Virgin Media has come under fire today for continuing to stalk lost customers even after death, once they’re in the afterlife.
The shocking revelation came about after a bereaved widow successfully contacted her deceased husband during a seance with a local psychic.
“We got hold of Barry,” a distressed Mrs Barry told LCD’s Virgin never gives it up correspondent. “I had expected him to say it’s alright love, don’t worry about me, I’m in a better place now, but that wasn’t how it went.”
It seems the psychic, famous locally for predicting the winner of the 1974 Grand National, advised Mrs Barry that she could only keep contact with her lost husband for seconds, so not to waste a moment.
“I said Barry, Barry? Can you hear me love?” Mrs Barry related, “He replied, yes my flower, the line is a bit scratchy but I can hear you.”

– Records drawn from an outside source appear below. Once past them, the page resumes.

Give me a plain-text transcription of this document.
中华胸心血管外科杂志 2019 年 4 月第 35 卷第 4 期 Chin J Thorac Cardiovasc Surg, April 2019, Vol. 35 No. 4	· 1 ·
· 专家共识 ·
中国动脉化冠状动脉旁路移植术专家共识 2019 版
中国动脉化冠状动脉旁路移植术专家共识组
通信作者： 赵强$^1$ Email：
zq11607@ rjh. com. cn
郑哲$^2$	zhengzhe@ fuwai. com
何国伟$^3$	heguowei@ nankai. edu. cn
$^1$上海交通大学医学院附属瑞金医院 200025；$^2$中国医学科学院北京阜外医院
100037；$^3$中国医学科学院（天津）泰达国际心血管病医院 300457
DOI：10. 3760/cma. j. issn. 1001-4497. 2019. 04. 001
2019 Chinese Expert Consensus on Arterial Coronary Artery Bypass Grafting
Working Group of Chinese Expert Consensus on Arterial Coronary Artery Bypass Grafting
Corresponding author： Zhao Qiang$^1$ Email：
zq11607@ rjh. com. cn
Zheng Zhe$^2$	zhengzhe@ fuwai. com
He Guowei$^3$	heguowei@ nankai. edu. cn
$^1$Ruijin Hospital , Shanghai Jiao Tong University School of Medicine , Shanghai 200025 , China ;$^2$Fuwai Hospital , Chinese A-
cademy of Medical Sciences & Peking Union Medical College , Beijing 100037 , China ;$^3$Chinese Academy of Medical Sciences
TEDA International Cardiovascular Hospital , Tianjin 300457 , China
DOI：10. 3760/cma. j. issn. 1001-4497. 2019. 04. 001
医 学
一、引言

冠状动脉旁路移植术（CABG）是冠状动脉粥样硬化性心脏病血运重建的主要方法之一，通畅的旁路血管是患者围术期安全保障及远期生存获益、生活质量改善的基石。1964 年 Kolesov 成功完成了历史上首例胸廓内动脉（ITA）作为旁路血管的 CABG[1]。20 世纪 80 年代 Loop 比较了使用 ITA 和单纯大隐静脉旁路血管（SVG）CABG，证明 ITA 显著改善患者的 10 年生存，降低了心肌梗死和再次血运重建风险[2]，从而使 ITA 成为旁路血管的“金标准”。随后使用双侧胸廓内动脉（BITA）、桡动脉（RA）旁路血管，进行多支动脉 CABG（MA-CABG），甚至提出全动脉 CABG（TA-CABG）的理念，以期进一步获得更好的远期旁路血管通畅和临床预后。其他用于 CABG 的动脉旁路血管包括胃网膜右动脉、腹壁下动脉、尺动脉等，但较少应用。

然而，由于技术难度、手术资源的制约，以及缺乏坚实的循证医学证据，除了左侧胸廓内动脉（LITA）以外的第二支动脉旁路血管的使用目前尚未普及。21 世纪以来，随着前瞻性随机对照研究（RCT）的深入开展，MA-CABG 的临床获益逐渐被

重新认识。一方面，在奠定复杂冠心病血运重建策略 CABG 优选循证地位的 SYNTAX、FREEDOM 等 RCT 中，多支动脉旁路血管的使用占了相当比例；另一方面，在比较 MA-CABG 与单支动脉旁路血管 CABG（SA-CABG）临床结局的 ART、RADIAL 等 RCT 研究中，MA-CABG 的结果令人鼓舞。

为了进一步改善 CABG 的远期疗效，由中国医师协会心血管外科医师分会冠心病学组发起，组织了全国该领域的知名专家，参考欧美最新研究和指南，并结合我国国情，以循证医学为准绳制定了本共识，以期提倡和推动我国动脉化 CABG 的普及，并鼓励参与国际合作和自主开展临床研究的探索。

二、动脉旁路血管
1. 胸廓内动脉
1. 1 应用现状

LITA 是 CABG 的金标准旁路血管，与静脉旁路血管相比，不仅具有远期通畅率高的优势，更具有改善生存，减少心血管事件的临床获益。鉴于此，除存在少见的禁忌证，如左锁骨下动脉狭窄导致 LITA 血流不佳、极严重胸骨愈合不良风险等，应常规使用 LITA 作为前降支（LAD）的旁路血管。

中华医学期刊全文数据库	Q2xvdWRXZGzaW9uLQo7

Mrs Barry then started to ask Mr Barry what he has done with the little slip of paper that had the BT broadband wifi password written on it? But Barry interrupted her, sounding angry and frustrated.
“Tell Virgin to sod off! We switched from them five years ago because I didn’t like the service. They chased me into the grave with sales letters and now I’m getting them in the bleeding afterlife! Enough is enough. Cut it out!”
Mrs Barry was unable to ask anymore questions because the psychic lost the connection at that point and Barry drifted back across the division between the mortal plane and the afterlife.
“I’m gutted. I haven’t been able to get online since Barry passed away and now it seems I’ll be stuck without Netflix forever.”
LCD write to Virgin Media to inquire if they didn’t think their chasing of lost customers was a little too persistent?
They sent us four hundred and fifty seven sales letters in reply and more are arriving each day. We are to move offices shortly to make them go away.